Tom Moore, UI spokesman, said the UI will follow up to ensure the case is properly resolved.
"We strive to care for all patients to the best of our ability without regard to their gender, sexual orientation, race, religion, or economic status," he wrote in an email. "Clearly, all feedback is a helpful learning tool for our staff and helps us provide more appropriate care in the future."
He said certain programs had been put in place in order to help better ensure UI faculty are educated on transgender services such as safe-zone training, which began this spring, and a series of symposiums and workshops that will begin later this month.
O’Reilly is not alone in his alleged mistreatment. stef shuster, a transgender UI graduate student and co-organizer of transgender advocacy group TransCollaborations, experienced a similar incident in 2007 when seeking treatment through UI Student Health Service, shuster said.
"The interim director at the time promptly responded, reached out to me, and did workshops with the staff on how to be more culturally competent," shuster said. "That was a great outcome."

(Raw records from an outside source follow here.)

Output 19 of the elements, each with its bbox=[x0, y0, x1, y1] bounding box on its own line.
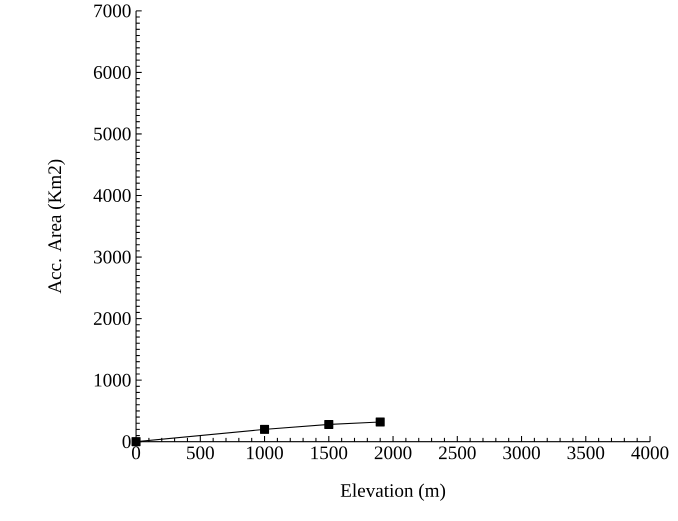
x-tick-label: 3000 bbox=[503, 446, 540, 460]
y-tick-label: 2000 bbox=[94, 312, 131, 326]
y-axis-title: Acc. Area (Km2) bbox=[48, 160, 66, 294]
x-tick-label: 0 bbox=[132, 446, 140, 460]
x-tick-label: 1000 bbox=[247, 446, 283, 460]
x-tick-label: 1500 bbox=[311, 446, 348, 460]
y-tick-label: 6000 bbox=[94, 66, 131, 79]
y-tick-label: 5000 bbox=[94, 127, 131, 140]
x-tick-label: 4000 bbox=[631, 446, 668, 460]
y-tick-label: 4000 bbox=[93, 189, 131, 202]
x-tick-label: 500 bbox=[187, 446, 214, 460]
y-tick-label: 1000 bbox=[94, 374, 131, 387]
x-tick-label: 3500 bbox=[568, 446, 604, 460]
y-tick-label: 3000 bbox=[94, 250, 131, 264]
y-tick-label: 7000 bbox=[94, 4, 131, 18]
x-tick-label: 2500 bbox=[438, 446, 476, 460]
x-tick-label: 2000 bbox=[374, 446, 412, 460]
x-axis-title: Elevation (m) bbox=[340, 484, 446, 501]
y-tick-label: 0 bbox=[122, 435, 131, 448]
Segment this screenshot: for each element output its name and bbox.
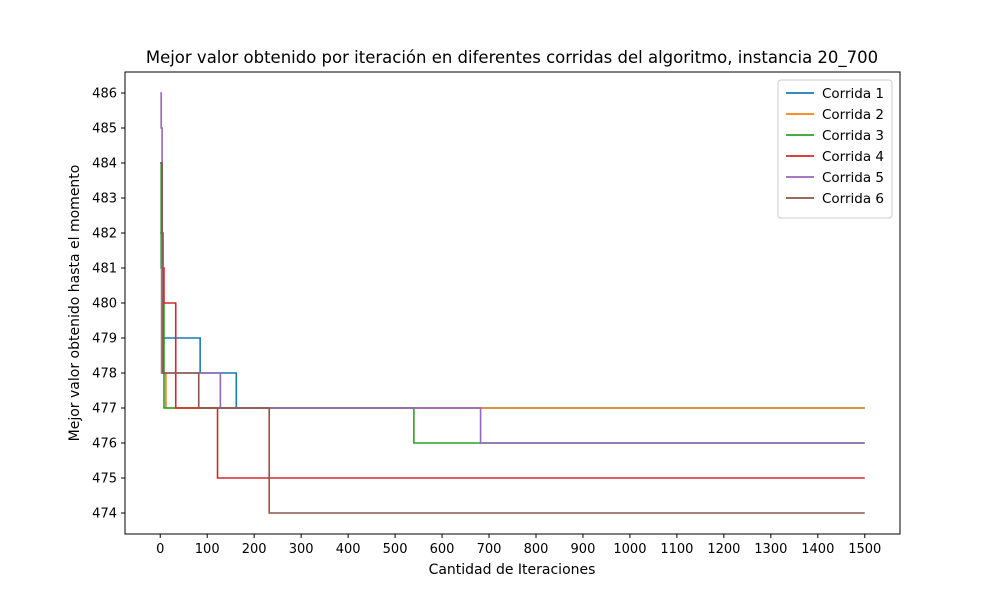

O’Reilly said a representative from the Iowa City Civil Rights Office stated the public’s perception might differ if any other minority demographic experienced what the 22-year-old did.
"When [the representative] put it in the frame of any other protected class, it was pretty appalling what had happened," he said. "Because transgender people are so discriminated against and so unaccepted by society, people have trouble applying the framework to transgender people that they do to anybody of any other protected class."
Advocates said health-care providers who can service transgendered people are scarce nationally as well.
"A lot of these instances and policies which inadvertently affect transgender people don’t start out to intentionally exclude transgender people," said Vincent Paolo Villano, the communications manager for the National Center for Transgender Equality. "I think in the last couple of years, the medical profession has made a lot of progress in understanding how to properly treat transgender people."